Escombros

Y sabemos que a los que aman a Dios, todas las cosas les ayudan a bien, esto es, a los que conforme a su propósito son llamados.

Romanos 8:28 (RVR60)

Este es un texto del que nos cuesta apropiarnos muchas veces, sobre todo cuando la realidad es adversa y vivimos en un tiempo de dificultades, de pérdidas, de enfermedad, de angustias. Entonces pensamos ¿cómo es que a los llamados, a los que aman a Dios  y con los que Dios quiere interactuar todas las cosas van a ayudar para bien? La verdad es que a veces podemos sentarnos entre los escombros de nuestra propia vida, entre nuestras propias ruinas. De hecho hay personas que han pasado demasiadas pruebas en este tiempo, más allá de la pandemia, y muchos otros que no aunque no vivieron situaciones tan límites, vivieron momentos muy pero muy difíciles y cuando se viven momentos difíciles siempre hay como un ir para atrás. A veces vuelven las sensaciones que sentíamos de chiquitos: de abandono, de soledad, de crisis y reaparecen en la vida adulta. No significa que somos niños, sino que hay sensaciones, las cosas fuertes que hemos vivido de chiquitos perduran y nosotros las reeditamos muchas veces en la vida adulta.

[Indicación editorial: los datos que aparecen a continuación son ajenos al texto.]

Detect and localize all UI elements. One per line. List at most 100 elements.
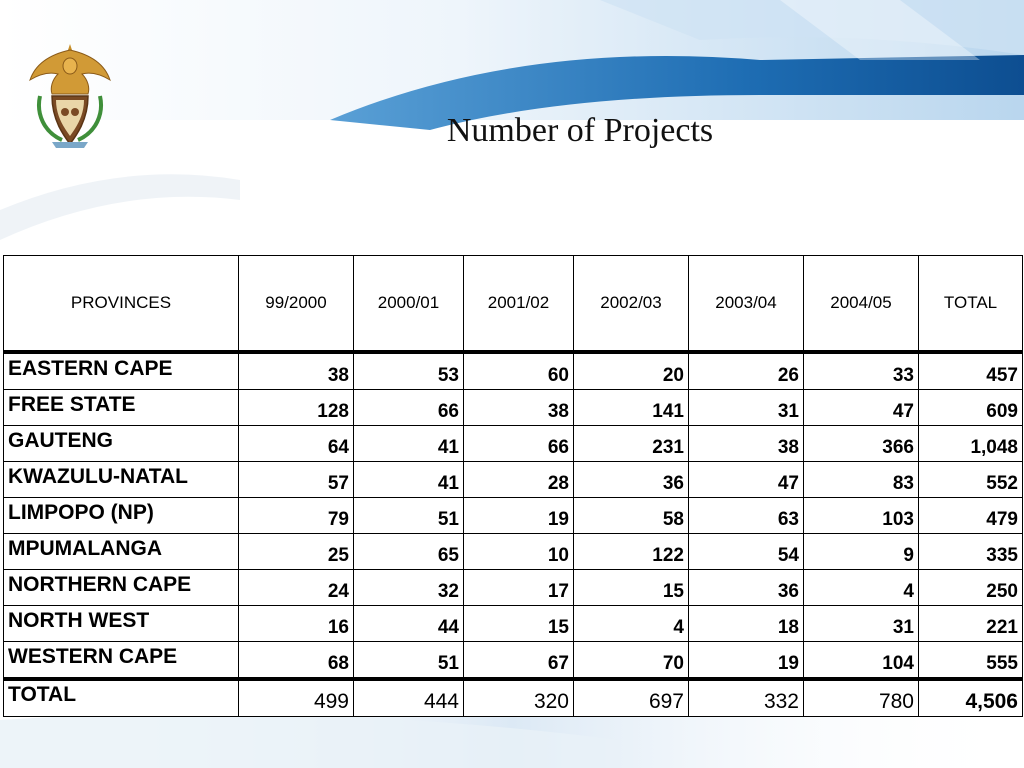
table-row: MPUMALANGA 25 65 10 122 54 9 335 <box>3 533 1023 570</box>
column-header: 99/2000 <box>238 255 354 354</box>
column-total-cell: 697 <box>573 677 689 717</box>
table-row: WESTERN CAPE 68 51 67 70 19 104 555 <box>3 641 1023 680</box>
province-cell: WESTERN CAPE <box>3 641 239 680</box>
value-cell: 38 <box>688 425 804 462</box>
value-cell: 103 <box>803 497 919 534</box>
column-header: PROVINCES <box>3 255 239 354</box>
column-total-cell: 332 <box>688 677 804 717</box>
value-cell: 70 <box>573 641 689 680</box>
value-cell: 57 <box>238 461 354 498</box>
total-row: TOTAL 499 444 320 697 332 780 4,506 <box>3 677 1023 717</box>
table-row: GAUTENG 64 41 66 231 38 366 1,048 <box>3 425 1023 462</box>
value-cell: 33 <box>803 351 919 390</box>
slide-title: Number of Projects <box>446 112 714 149</box>
column-total-cell: 499 <box>238 677 354 717</box>
table-row: NORTH WEST 16 44 15 4 18 31 221 <box>3 605 1023 642</box>
value-cell: 26 <box>688 351 804 390</box>
value-cell: 41 <box>353 461 464 498</box>
column-header: 2000/01 <box>353 255 464 354</box>
value-cell: 20 <box>573 351 689 390</box>
row-total-cell: 250 <box>918 569 1023 606</box>
value-cell: 4 <box>803 569 919 606</box>
table-row: FREE STATE 128 66 38 141 31 47 609 <box>3 389 1023 426</box>
column-header: 2002/03 <box>573 255 689 354</box>
value-cell: 63 <box>688 497 804 534</box>
column-header: TOTAL <box>918 255 1023 354</box>
province-cell: LIMPOPO (NP) <box>3 497 239 534</box>
value-cell: 31 <box>803 605 919 642</box>
value-cell: 10 <box>463 533 574 570</box>
value-cell: 17 <box>463 569 574 606</box>
grand-total-cell: 4,506 <box>918 677 1023 717</box>
value-cell: 141 <box>573 389 689 426</box>
row-total-cell: 1,048 <box>918 425 1023 462</box>
value-cell: 79 <box>238 497 354 534</box>
value-cell: 9 <box>803 533 919 570</box>
value-cell: 66 <box>463 425 574 462</box>
column-total-cell: 320 <box>463 677 574 717</box>
row-total-cell: 552 <box>918 461 1023 498</box>
column-header: 2001/02 <box>463 255 574 354</box>
value-cell: 47 <box>803 389 919 426</box>
value-cell: 18 <box>688 605 804 642</box>
value-cell: 38 <box>463 389 574 426</box>
value-cell: 104 <box>803 641 919 680</box>
value-cell: 19 <box>463 497 574 534</box>
value-cell: 15 <box>463 605 574 642</box>
value-cell: 36 <box>688 569 804 606</box>
value-cell: 4 <box>573 605 689 642</box>
value-cell: 51 <box>353 641 464 680</box>
table-header-row: PROVINCES 99/2000 2000/01 2001/02 2002/0… <box>3 255 1023 354</box>
value-cell: 68 <box>238 641 354 680</box>
value-cell: 83 <box>803 461 919 498</box>
column-total-cell: 444 <box>353 677 464 717</box>
total-label-cell: TOTAL <box>3 677 239 717</box>
column-total-cell: 780 <box>803 677 919 717</box>
value-cell: 25 <box>238 533 354 570</box>
province-cell: NORTHERN CAPE <box>3 569 239 606</box>
coat-of-arms-icon <box>29 44 111 148</box>
value-cell: 231 <box>573 425 689 462</box>
value-cell: 44 <box>353 605 464 642</box>
column-header: 2004/05 <box>803 255 919 354</box>
table-row: NORTHERN CAPE 24 32 17 15 36 4 250 <box>3 569 1023 606</box>
value-cell: 60 <box>463 351 574 390</box>
value-cell: 47 <box>688 461 804 498</box>
row-total-cell: 221 <box>918 605 1023 642</box>
table-row: EASTERN CAPE 38 53 60 20 26 33 457 <box>3 351 1023 390</box>
province-cell: EASTERN CAPE <box>3 351 239 390</box>
value-cell: 67 <box>463 641 574 680</box>
value-cell: 128 <box>238 389 354 426</box>
value-cell: 28 <box>463 461 574 498</box>
value-cell: 122 <box>573 533 689 570</box>
value-cell: 19 <box>688 641 804 680</box>
province-cell: KWAZULU-NATAL <box>3 461 239 498</box>
province-cell: NORTH WEST <box>3 605 239 642</box>
value-cell: 36 <box>573 461 689 498</box>
value-cell: 64 <box>238 425 354 462</box>
value-cell: 54 <box>688 533 804 570</box>
value-cell: 16 <box>238 605 354 642</box>
value-cell: 31 <box>688 389 804 426</box>
province-cell: GAUTENG <box>3 425 239 462</box>
row-total-cell: 479 <box>918 497 1023 534</box>
value-cell: 15 <box>573 569 689 606</box>
projects-table: PROVINCES 99/2000 2000/01 2001/02 2002/0… <box>3 255 1023 717</box>
value-cell: 366 <box>803 425 919 462</box>
value-cell: 58 <box>573 497 689 534</box>
value-cell: 38 <box>238 351 354 390</box>
value-cell: 51 <box>353 497 464 534</box>
value-cell: 53 <box>353 351 464 390</box>
table-row: KWAZULU-NATAL 57 41 28 36 47 83 552 <box>3 461 1023 498</box>
value-cell: 24 <box>238 569 354 606</box>
value-cell: 32 <box>353 569 464 606</box>
row-total-cell: 609 <box>918 389 1023 426</box>
value-cell: 66 <box>353 389 464 426</box>
province-cell: FREE STATE <box>3 389 239 426</box>
province-cell: MPUMALANGA <box>3 533 239 570</box>
column-header: 2003/04 <box>688 255 804 354</box>
table-row: LIMPOPO (NP) 79 51 19 58 63 103 479 <box>3 497 1023 534</box>
value-cell: 65 <box>353 533 464 570</box>
row-total-cell: 335 <box>918 533 1023 570</box>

Este es un tiempo para sentarnos sobre nuestras ruinas y no reprocharnos nada, no reprocharnos ni el pasado más antiguo ni el pasado de ayer. Sentarnos y entender que nuestros escombros nos van a enseñar algo, tal vez aquello que ha quedado pendiente en nuestras vidas y que tenemos que arreglar. Este es un tiempo así.

Pastor Hugo Herrera

Seguramente este texto lo sabes de memoria, lo has escuchado infinidad de veces y tal vez hasta forme parte de tus versículos favoritos. Sin embargo su aplicación en tu vida forma parte de un proceso.

Nosotros vivimos en el presente. El día a día, los desafíos cotidianos nos demandan cierta cantidad de energía, además nuestra visión de la realidad es parcial, fraccionada. Solo podemos ver una parte, el único que tiene el panorama completo de nuestra vida y de nuestra historia es Dios.

Sufrir no es agradable. Los escombros son un símbolo de algo que se derrumbó, se vino abajo. A veces pueden ser nuestras expectativas, los proyectos de crecimiento, los planes que teníamos, los sueños que el Señor puso en nuestro corazón… Pero hay circunstancias que son como un viento huracanado que se lleva puesto todo a su paso.

Serrat escribió una canción llamada “De vez en cuando la vida”. Describe muy bellos momentos y de repente, en una frase dice “De vez en cuando la vida nos gasta una broma y nos despertamos sin saber qué pasa, chupando un palo sentado, sobre una calabaza”

Sin duda podemos identificarnos con la experiencia de esta canción, todos en algún momento hemos tenido esa sensación de “despertarnos sin saber qué pasa” el desconcierto, la soledad y el desamparo entraron sin pedir permiso y ahora no sabemos muy bien qué hacer o qué no hacer.

Y cada uno reacciona como puede, algunos se quedan inmóviles y otros van de actividad en actividad para aturdirse, ocupar el tiempo y no pensar, por eso es importante la determinación de sentarnos, detenernos, darnos permiso para volcar todas las sensaciones que experimentamos delante del nuestro Papá, el único que puede entendernos sin juzgarnos y que puede llevarnos a upa durante el tiempo de la decepción.

Hay un dicho propio de la filosofía oriental que muchas veces repiten personas famosas “Si sucede conviene”. Habitualmente quienes lo dicen tienen su vida profesional resuelta, son exitosos, tienen dinero…Yo no creo en esa frase, pienso que las experiencias negativas simplemente aparecen porque vivimos en una sociedad caída, a veces son resultado de lo que hacen otros seres humanos sin Dios y por supuesto, no porque sucedan significa que mágicamente convienen.

Lo que sí creo es que tenemos un Papá al que le importa realmente lo que nos pasa y puede actuar para revertirlo o acompañarnos y enseñarnos en el proceso.

Si estás dudando que aún lo que no elegiste vivir Dios puede transformarlo en algo que te ayude… recordá que nuestra esperanza descansa en que hay una Persona que obra para que lo que nos sucede pueda ayudarnos para bien.